Like the IBM Christmas Tree Trojan, it carried a Christmas greeting, and like the Internet Worm, it also targeted Digital Equipment's VAX computers. What later became known as the Father Christmas Worm waited until midnight on December 24th before delivering its message to users on the network: HI HOW ARE YOU? I HAD A HARD TIME PREPARING ALL THE PRESENTS. IT ISNT QUITE AN EASY JOB. IM GETTING MORE AND MORE LETTERS.... NOW STOP COMPUTING AND HAVE A GOOD TIME AT HOME!! MERRY CHRISTMAS AND A HAPPY NEW YEAR. YOUR FATHER CHRISTMAS.
The Father Christmas Worm was considered nothing more than a nuisance, and did no damage. But in October 1989 the SPAN network was hit again, with a worm delivering a protest message. The new worm was a variant of Father Christmas, but this time when users logged in to their systems, they found that their normal opening page had been replaced with a large graphics display woven around the word WANK. In ordinary characters, the symbolism was explained:
WORMS AGAINST NUCLEAR KILLERS Your System Has Been Officially WANKed.
You talk of times of peace for all, and then prepare for war.
The arrival of the worm coincided with reports of protestors in Florida attempting to disrupt the launch of a nuclear-powered shuttle payload. It is assumed that the worm was also a protest against the launch.
The WANK Worm spread itself at a more leisurely rate than the lnternet Worm, sending out fewer alarms and creating less hysteria. But when Kevin Obermann, a computer technician at Lawrence Livermore Laboratories, took it apart, he reported, "This is a mean bug to kill and could have done a lot of damage."
The WANK Worm had some features that were not present in the Father Christmas Worm: to a limited extent it could evolve and miltate, allowing it to become just a little bit smarter as it made its way from machine to machine. In other words, the worm had been designed to mutate deliberately, to add to the problems that might be caused by accidental mutation or by unintentional programming errors. And, by not immediately announcing its presence, it had more time to spread.
A method for combatting the worm was developed by Bernard Perrot of the Institut de Physique Nucleaire at Orsay, France. Perrot's scheme was to create a booby-trapped file of the type that the worm could be expected to attack. If the worm tried to use information from the file, it would itself come under attack and be blown up and killed.

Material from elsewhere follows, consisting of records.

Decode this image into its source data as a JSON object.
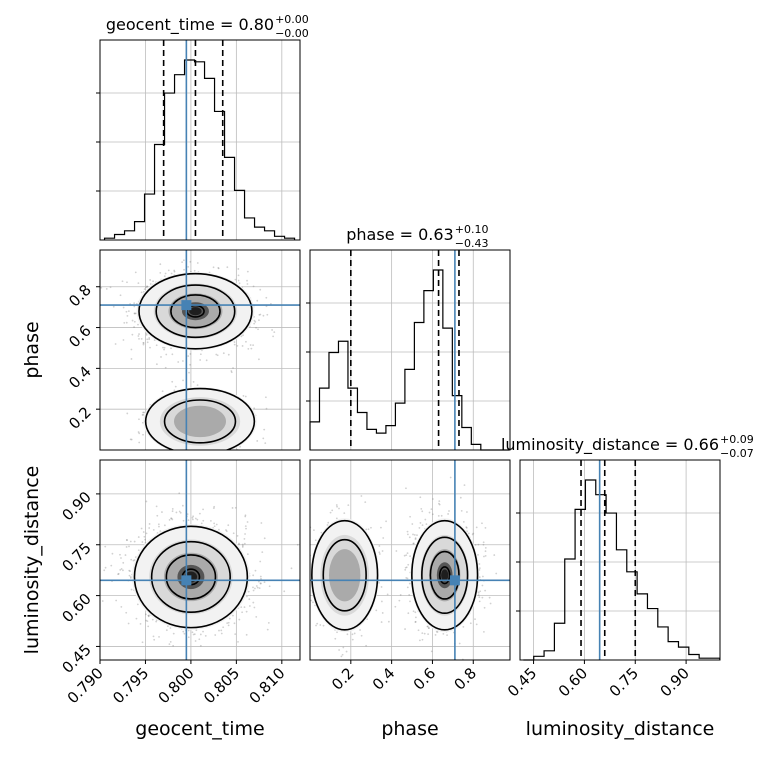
{
  "chart_data": {
    "type": "corner",
    "parameters": [
      "geocent_time",
      "phase",
      "luminosity_distance"
    ],
    "truth": {
      "geocent_time": 0.7995,
      "phase": 0.71,
      "luminosity_distance": 0.645
    },
    "titles": {
      "geocent_time": {
        "label": "geocent_time = 0.80",
        "plus": "+0.00",
        "minus": "−0.00"
      },
      "phase": {
        "label": "phase = 0.63",
        "plus": "+0.10",
        "minus": "−0.43"
      },
      "luminosity_distance": {
        "label": "luminosity_distance = 0.66",
        "plus": "+0.09",
        "minus": "−0.07"
      }
    },
    "axes": {
      "geocent_time": {
        "range": [
          0.79,
          0.812
        ],
        "ticks": [
          "0.790",
          "0.795",
          "0.800",
          "0.805",
          "0.810"
        ],
        "tick_values": [
          0.79,
          0.795,
          0.8,
          0.805,
          0.81
        ]
      },
      "phase": {
        "range": [
          0.0,
          0.98
        ],
        "ticks": [
          "0.2",
          "0.4",
          "0.6",
          "0.8"
        ],
        "tick_values": [
          0.2,
          0.4,
          0.6,
          0.8
        ]
      },
      "luminosity_distance": {
        "range": [
          0.41,
          1.0
        ],
        "ticks": [
          "0.45",
          "0.60",
          "0.75",
          "0.90"
        ],
        "tick_values": [
          0.45,
          0.6,
          0.75,
          0.9
        ]
      }
    },
    "quantiles": {
      "geocent_time": [
        0.797,
        0.8005,
        0.8035
      ],
      "phase": [
        0.2,
        0.63,
        0.73
      ],
      "luminosity_distance": [
        0.59,
        0.66,
        0.75
      ]
    },
    "histograms": {
      "geocent_time": {
        "edges_start": 0.7905,
        "bin_width": 0.0011,
        "counts": [
          1,
          3,
          5,
          10,
          25,
          52,
          80,
          90,
          98,
          97,
          88,
          70,
          45,
          27,
          12,
          7,
          5,
          2,
          1
        ]
      },
      "phase": {
        "edges_start": 0.0,
        "bin_width": 0.0465,
        "counts": [
          15,
          33,
          52,
          58,
          33,
          20,
          11,
          9,
          13,
          25,
          43,
          68,
          85,
          96,
          65,
          29,
          12,
          3,
          0,
          0,
          0
        ]
      },
      "luminosity_distance": {
        "edges_start": 0.42,
        "bin_width": 0.0305,
        "counts": [
          0,
          2,
          5,
          20,
          55,
          82,
          98,
          90,
          80,
          60,
          48,
          36,
          28,
          18,
          10,
          7,
          3,
          1,
          1
        ]
      }
    },
    "grid": true,
    "pairs": [
      {
        "x": "geocent_time",
        "y": "phase",
        "modes": [
          {
            "cx": 0.8005,
            "cy": 0.68,
            "sx": 0.0027,
            "sy": 0.08,
            "w": 0.72
          },
          {
            "cx": 0.801,
            "cy": 0.14,
            "sx": 0.0026,
            "sy": 0.07,
            "w": 0.28
          }
        ]
      },
      {
        "x": "geocent_time",
        "y": "luminosity_distance",
        "modes": [
          {
            "cx": 0.8,
            "cy": 0.655,
            "sx": 0.0027,
            "sy": 0.065,
            "w": 1.0
          }
        ]
      },
      {
        "x": "phase",
        "y": "luminosity_distance",
        "modes": [
          {
            "cx": 0.66,
            "cy": 0.66,
            "sx": 0.07,
            "sy": 0.07,
            "w": 0.72
          },
          {
            "cx": 0.17,
            "cy": 0.66,
            "sx": 0.07,
            "sy": 0.07,
            "w": 0.28
          }
        ]
      }
    ]
  },
  "colors": {
    "truth": "#4682b4",
    "line": "#000000",
    "grid": "#bdbdbd",
    "points": "#7a7a7a"
  }
}
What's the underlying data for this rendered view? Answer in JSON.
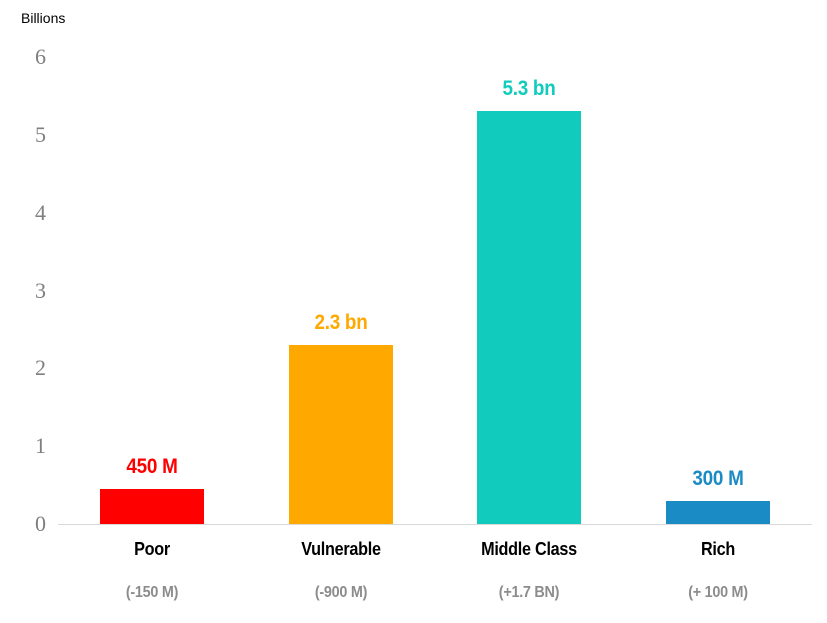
{
  "chart_data": {
    "type": "bar",
    "title": "",
    "ylabel": "Billions",
    "xlabel": "",
    "ylim": [
      0,
      6
    ],
    "yticks": [
      0,
      1,
      2,
      3,
      4,
      5,
      6
    ],
    "grid": false,
    "legend": null,
    "categories": [
      "Poor",
      "Vulnerable",
      "Middle Class",
      "Rich"
    ],
    "values": [
      0.45,
      2.3,
      5.3,
      0.3
    ],
    "value_labels": [
      "450 M",
      "2.3 bn",
      "5.3 bn",
      "300 M"
    ],
    "sub_labels": [
      "(-150 M)",
      "(-900 M)",
      "(+1.7 BN)",
      "(+ 100 M)"
    ],
    "bar_colors": [
      "#FF0000",
      "#FFA800",
      "#11CBBD",
      "#1A8BC4"
    ],
    "label_colors": [
      "#FF0000",
      "#FFA800",
      "#11CBBD",
      "#1A8BC4"
    ],
    "category_color": "#000000",
    "sub_label_color": "#8C8C8C",
    "tick_color": "#7F7F7F",
    "axis_line_color": "#D9D9D9"
  }
}
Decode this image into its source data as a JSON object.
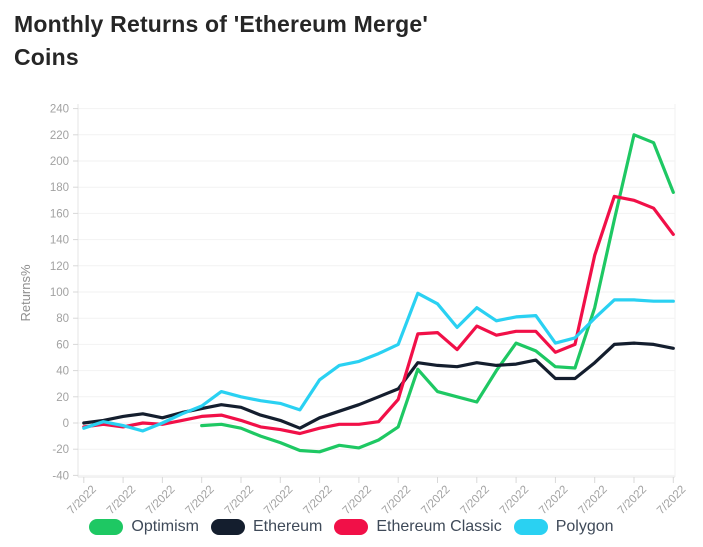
{
  "title": "Monthly Returns of 'Ethereum Merge' Coins",
  "y_axis_label": "Returns%",
  "chart_data": {
    "type": "line",
    "title": "Monthly Returns of 'Ethereum Merge' Coins",
    "xlabel": "",
    "ylabel": "Returns%",
    "ylim": [
      -40,
      240
    ],
    "grid": true,
    "legend_position": "bottom",
    "x_days": [
      1,
      2,
      3,
      4,
      5,
      6,
      7,
      8,
      9,
      10,
      11,
      12,
      13,
      14,
      15,
      16,
      17,
      18,
      19,
      20,
      21,
      22,
      23,
      24,
      25,
      26,
      27,
      28,
      29,
      30,
      31
    ],
    "x_tick_labels": [
      "7/2022",
      "7/2022",
      "7/2022",
      "7/2022",
      "7/2022",
      "7/2022",
      "7/2022",
      "7/2022",
      "7/2022",
      "7/2022",
      "7/2022",
      "7/2022",
      "7/2022",
      "7/2022",
      "7/2022",
      "7/2022"
    ],
    "y_ticks": [
      240,
      220,
      200,
      180,
      160,
      140,
      120,
      100,
      80,
      60,
      40,
      20,
      0,
      -20,
      -40
    ],
    "series": [
      {
        "name": "Optimism",
        "color": "#1ec863",
        "values": [
          null,
          null,
          null,
          null,
          null,
          null,
          -2,
          -1,
          -4,
          -10,
          -15,
          -21,
          -22,
          -17,
          -19,
          -13,
          -3,
          41,
          24,
          20,
          16,
          40,
          61,
          55,
          43,
          42,
          88,
          155,
          220,
          214,
          176
        ]
      },
      {
        "name": "Ethereum",
        "color": "#141e2e",
        "values": [
          0,
          2,
          5,
          7,
          4,
          8,
          11,
          14,
          12,
          6,
          2,
          -4,
          4,
          9,
          14,
          20,
          26,
          46,
          44,
          43,
          46,
          44,
          45,
          48,
          34,
          34,
          46,
          60,
          61,
          60,
          57
        ]
      },
      {
        "name": "Ethereum Classic",
        "color": "#f11048",
        "values": [
          -3,
          -1,
          -3,
          0,
          -1,
          2,
          5,
          6,
          2,
          -3,
          -5,
          -8,
          -4,
          -1,
          -1,
          1,
          18,
          68,
          69,
          56,
          74,
          67,
          70,
          70,
          54,
          60,
          128,
          173,
          170,
          164,
          144
        ]
      },
      {
        "name": "Polygon",
        "color": "#2ad1f2",
        "values": [
          -4,
          1,
          -2,
          -6,
          0,
          7,
          13,
          24,
          20,
          17,
          15,
          10,
          33,
          44,
          47,
          53,
          60,
          99,
          91,
          73,
          88,
          78,
          81,
          82,
          61,
          65,
          80,
          94,
          94,
          93,
          93
        ]
      }
    ]
  },
  "colors": {
    "grid": "#f2f2f2",
    "axis": "#e4e4e4",
    "tick": "#d8d8d8",
    "tick_text": "#a2a2a2",
    "axis_title_text": "#8f8f8f"
  }
}
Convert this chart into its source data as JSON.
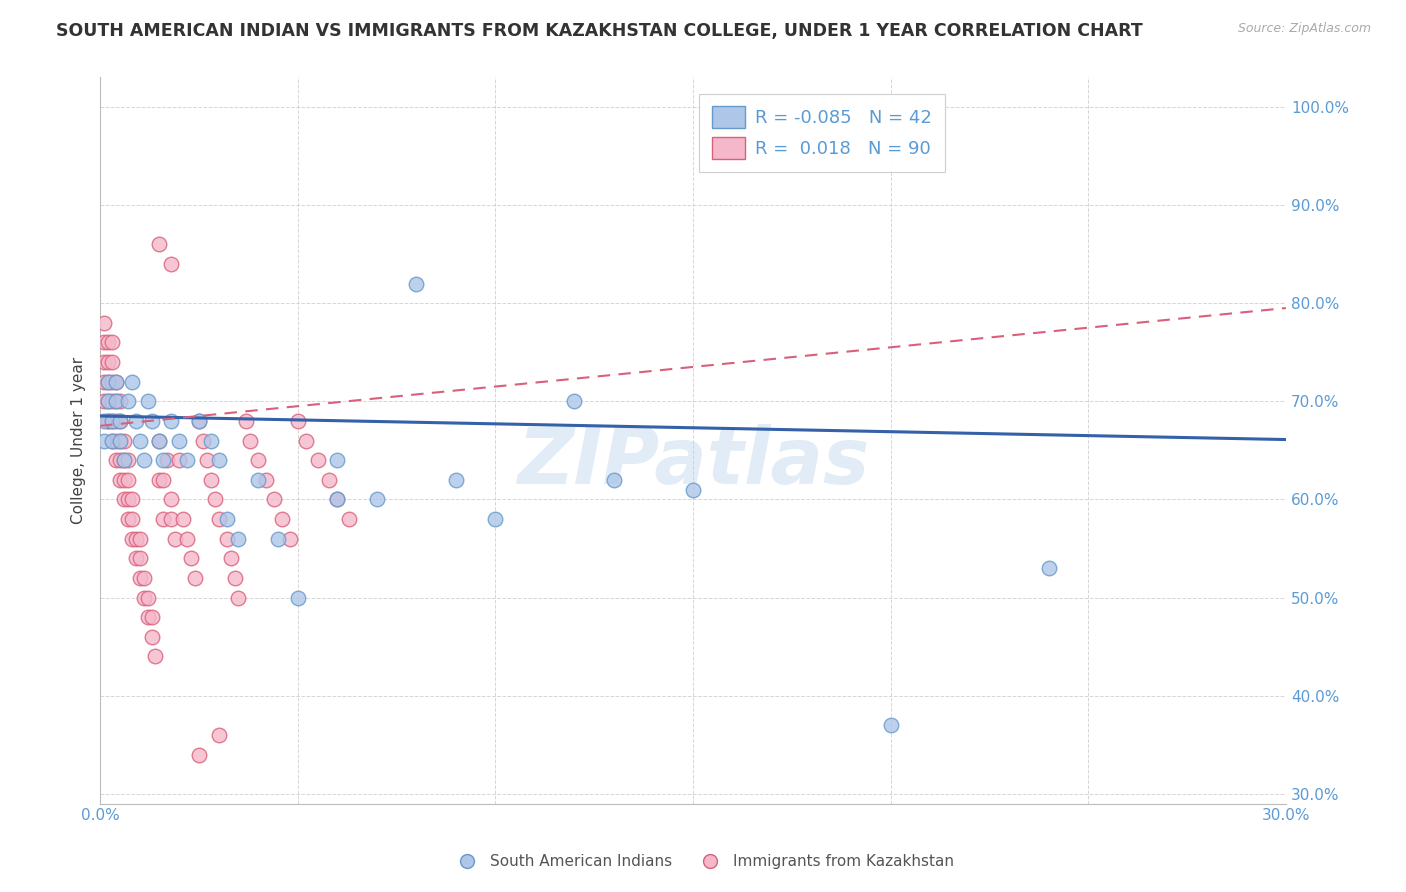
{
  "title": "SOUTH AMERICAN INDIAN VS IMMIGRANTS FROM KAZAKHSTAN COLLEGE, UNDER 1 YEAR CORRELATION CHART",
  "source": "Source: ZipAtlas.com",
  "xlabel": "",
  "ylabel": "College, Under 1 year",
  "xlim": [
    0.0,
    0.3
  ],
  "ylim": [
    0.29,
    1.03
  ],
  "xticks": [
    0.0,
    0.05,
    0.1,
    0.15,
    0.2,
    0.25,
    0.3
  ],
  "xticklabels": [
    "0.0%",
    "",
    "",
    "",
    "",
    "",
    "30.0%"
  ],
  "yticks": [
    0.3,
    0.4,
    0.5,
    0.6,
    0.7,
    0.8,
    0.9,
    1.0
  ],
  "yticklabels": [
    "30.0%",
    "40.0%",
    "50.0%",
    "60.0%",
    "70.0%",
    "80.0%",
    "90.0%",
    "100.0%"
  ],
  "blue_color": "#aec6e8",
  "pink_color": "#f5b8cb",
  "blue_edge": "#6699cc",
  "pink_edge": "#d9607a",
  "trend_blue": "#3461a8",
  "trend_pink": "#d9607a",
  "R_blue": -0.085,
  "N_blue": 42,
  "R_pink": 0.018,
  "N_pink": 90,
  "legend_label_blue": "South American Indians",
  "legend_label_pink": "Immigrants from Kazakhstan",
  "watermark": "ZIPatlas",
  "blue_intercept": 0.685,
  "blue_slope": -0.08,
  "pink_intercept": 0.675,
  "pink_slope": 0.4,
  "blue_scatter_x": [
    0.001,
    0.001,
    0.002,
    0.002,
    0.003,
    0.003,
    0.004,
    0.004,
    0.005,
    0.005,
    0.006,
    0.007,
    0.008,
    0.009,
    0.01,
    0.011,
    0.012,
    0.013,
    0.015,
    0.016,
    0.018,
    0.02,
    0.022,
    0.025,
    0.028,
    0.03,
    0.032,
    0.035,
    0.04,
    0.045,
    0.05,
    0.06,
    0.07,
    0.08,
    0.09,
    0.1,
    0.12,
    0.13,
    0.15,
    0.2,
    0.24,
    0.06
  ],
  "blue_scatter_y": [
    0.68,
    0.66,
    0.7,
    0.72,
    0.68,
    0.66,
    0.7,
    0.72,
    0.68,
    0.66,
    0.64,
    0.7,
    0.72,
    0.68,
    0.66,
    0.64,
    0.7,
    0.68,
    0.66,
    0.64,
    0.68,
    0.66,
    0.64,
    0.68,
    0.66,
    0.64,
    0.58,
    0.56,
    0.62,
    0.56,
    0.5,
    0.6,
    0.6,
    0.82,
    0.62,
    0.58,
    0.7,
    0.62,
    0.61,
    0.37,
    0.53,
    0.64
  ],
  "pink_scatter_x": [
    0.001,
    0.001,
    0.001,
    0.001,
    0.001,
    0.002,
    0.002,
    0.002,
    0.002,
    0.002,
    0.002,
    0.003,
    0.003,
    0.003,
    0.003,
    0.003,
    0.003,
    0.004,
    0.004,
    0.004,
    0.004,
    0.004,
    0.005,
    0.005,
    0.005,
    0.005,
    0.005,
    0.006,
    0.006,
    0.006,
    0.006,
    0.007,
    0.007,
    0.007,
    0.007,
    0.008,
    0.008,
    0.008,
    0.009,
    0.009,
    0.01,
    0.01,
    0.01,
    0.011,
    0.011,
    0.012,
    0.012,
    0.013,
    0.013,
    0.014,
    0.015,
    0.015,
    0.016,
    0.016,
    0.017,
    0.018,
    0.018,
    0.019,
    0.02,
    0.021,
    0.022,
    0.023,
    0.024,
    0.025,
    0.026,
    0.027,
    0.028,
    0.029,
    0.03,
    0.032,
    0.033,
    0.034,
    0.035,
    0.037,
    0.038,
    0.04,
    0.042,
    0.044,
    0.046,
    0.048,
    0.05,
    0.052,
    0.055,
    0.058,
    0.06,
    0.063,
    0.015,
    0.018,
    0.03,
    0.025
  ],
  "pink_scatter_y": [
    0.7,
    0.72,
    0.74,
    0.76,
    0.78,
    0.68,
    0.7,
    0.72,
    0.74,
    0.76,
    0.68,
    0.66,
    0.68,
    0.7,
    0.72,
    0.74,
    0.76,
    0.64,
    0.66,
    0.68,
    0.7,
    0.72,
    0.62,
    0.64,
    0.66,
    0.68,
    0.7,
    0.6,
    0.62,
    0.64,
    0.66,
    0.58,
    0.6,
    0.62,
    0.64,
    0.56,
    0.58,
    0.6,
    0.54,
    0.56,
    0.52,
    0.54,
    0.56,
    0.5,
    0.52,
    0.48,
    0.5,
    0.46,
    0.48,
    0.44,
    0.62,
    0.66,
    0.58,
    0.62,
    0.64,
    0.58,
    0.6,
    0.56,
    0.64,
    0.58,
    0.56,
    0.54,
    0.52,
    0.68,
    0.66,
    0.64,
    0.62,
    0.6,
    0.58,
    0.56,
    0.54,
    0.52,
    0.5,
    0.68,
    0.66,
    0.64,
    0.62,
    0.6,
    0.58,
    0.56,
    0.68,
    0.66,
    0.64,
    0.62,
    0.6,
    0.58,
    0.86,
    0.84,
    0.36,
    0.34
  ]
}
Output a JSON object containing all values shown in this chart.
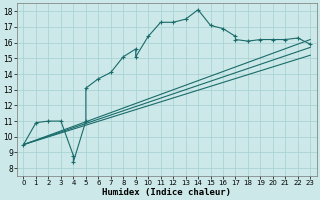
{
  "xlabel": "Humidex (Indice chaleur)",
  "xlim": [
    -0.5,
    23.5
  ],
  "ylim": [
    7.5,
    18.5
  ],
  "xticks": [
    0,
    1,
    2,
    3,
    4,
    5,
    6,
    7,
    8,
    9,
    10,
    11,
    12,
    13,
    14,
    15,
    16,
    17,
    18,
    19,
    20,
    21,
    22,
    23
  ],
  "yticks": [
    8,
    9,
    10,
    11,
    12,
    13,
    14,
    15,
    16,
    17,
    18
  ],
  "background_color": "#cce8e8",
  "grid_color": "#aad4d4",
  "line_color": "#1a6b6b",
  "curve1_x": [
    0,
    1,
    2,
    3,
    4,
    4,
    5,
    5,
    6,
    7,
    8,
    9,
    9,
    10,
    11,
    12,
    13,
    14,
    15,
    16,
    17,
    17,
    18,
    19,
    20,
    21,
    22,
    23
  ],
  "curve1_y": [
    9.5,
    10.9,
    11.0,
    11.0,
    8.8,
    8.4,
    11.0,
    13.1,
    13.7,
    14.1,
    15.1,
    15.6,
    15.1,
    16.4,
    17.3,
    17.3,
    17.5,
    18.1,
    17.1,
    16.9,
    16.4,
    16.2,
    16.1,
    16.2,
    16.2,
    16.2,
    16.3,
    15.9
  ],
  "line1_x": [
    0,
    23
  ],
  "line1_y": [
    9.5,
    16.2
  ],
  "line2_x": [
    0,
    23
  ],
  "line2_y": [
    9.5,
    15.7
  ],
  "line3_x": [
    0,
    23
  ],
  "line3_y": [
    9.5,
    15.2
  ]
}
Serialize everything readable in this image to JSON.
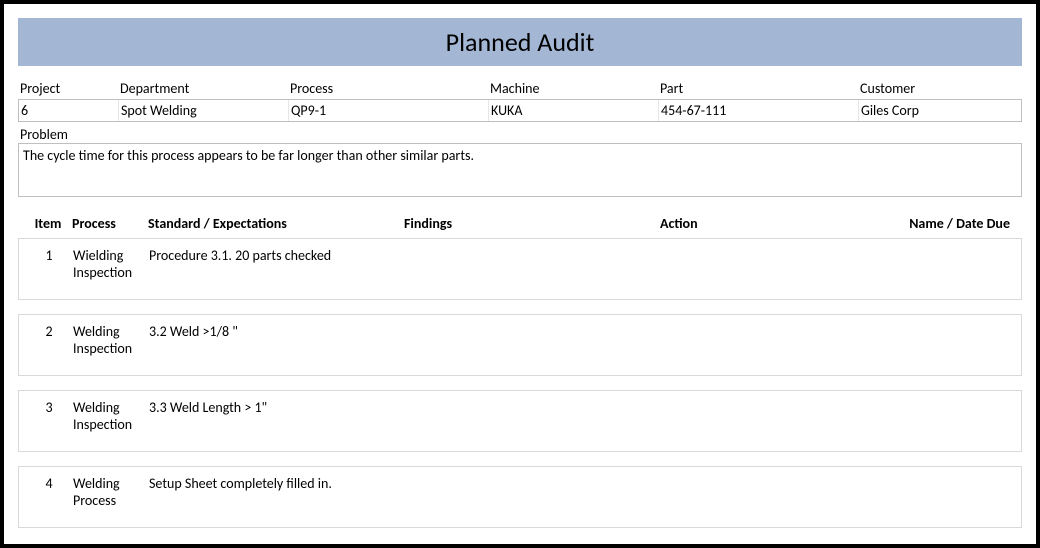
{
  "title": "Planned Audit",
  "colors": {
    "title_bar_bg": "#a3b6d4",
    "border": "#bfbfbf",
    "row_border": "#d9d9d9",
    "outer_border": "#000000",
    "background": "#ffffff",
    "text": "#000000"
  },
  "typography": {
    "title_fontsize": 26,
    "body_fontsize": 14,
    "font_family": "Calibri"
  },
  "info": {
    "labels": {
      "project": "Project",
      "department": "Department",
      "process": "Process",
      "machine": "Machine",
      "part": "Part",
      "customer": "Customer"
    },
    "values": {
      "project": "6",
      "department": "Spot Welding",
      "process": "QP9-1",
      "machine": "KUKA",
      "part": "454-67-111",
      "customer": "Giles Corp"
    }
  },
  "problem": {
    "label": "Problem",
    "text": "The cycle time for this process appears to be far longer than other similar parts."
  },
  "audit_table": {
    "columns": {
      "item": "Item",
      "process": "Process",
      "standard": "Standard / Expectations",
      "findings": "Findings",
      "action": "Action",
      "name_date": "Name / Date Due"
    },
    "rows": [
      {
        "item": "1",
        "process": "Wielding Inspection",
        "standard": "Procedure 3.1. 20 parts checked",
        "findings": "",
        "action": "",
        "name_date": ""
      },
      {
        "item": "2",
        "process": "Welding Inspection",
        "standard": "3.2  Weld >1/8 \"",
        "findings": "",
        "action": "",
        "name_date": ""
      },
      {
        "item": "3",
        "process": "Welding Inspection",
        "standard": "3.3  Weld  Length > 1\"",
        "findings": "",
        "action": "",
        "name_date": ""
      },
      {
        "item": "4",
        "process": "Welding Process",
        "standard": "Setup Sheet completely filled in.",
        "findings": "",
        "action": "",
        "name_date": ""
      }
    ]
  }
}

By the end of 1989 the prophecies of the computer virus experts seemed to have come true. Now not only were there viruses, but there was a whole panoply of malicious software to deal with: worms, trojans, and the programs known as logic bombs.
Bombs are always deliberately damaging but, unlike viruses, don't replicate. They are designed to lay dormant within a computer for a period of time, then explode at some preprogrammed date or event. Their targets vary: some delete or modify files, some zap the hard disk; some even release a virus or a worm when they explode. Their only common feature is the single blast of intentional destruction.
What had started out as simple self-replicating programs had grown into a full-blown threat to computer security. Those who had warned about the potential danger for the past two years were entitled to say, "I told you so."
But the prophecies were self-fulfilling. The choice of the term virus to describe quite unremarkable programs glamorized the mundane; the relentless promotion of the presumed threat put ideas in the minds of potential virus writers; the publicity given the concept ensured that the writer's progeny would become known and discussed. Even if the writer himself remained anony- mous, he would know that his creative offspring would become famous.
The computer underworld is populated with young men (and almost no women), mostly single, who live out their fantasies of power and glory on a keyboard. That some young men find computing a substitute for sexual activity is probably incontrovertible. Just as a handle will often hide a shy and frightened fifteen-year-old, an obsession with computing to the exclusion of all else may represent security for a sexually insecure youngster. The computer is his partner, his handle is his alter ego, and the virus he writes is the child of this alter ego and his partner.
A German virus writer once said, "You feel something wonderful has happened when you've produced one. You've created something that lives. You don't know where it will go or what it will do, but you know it will live on."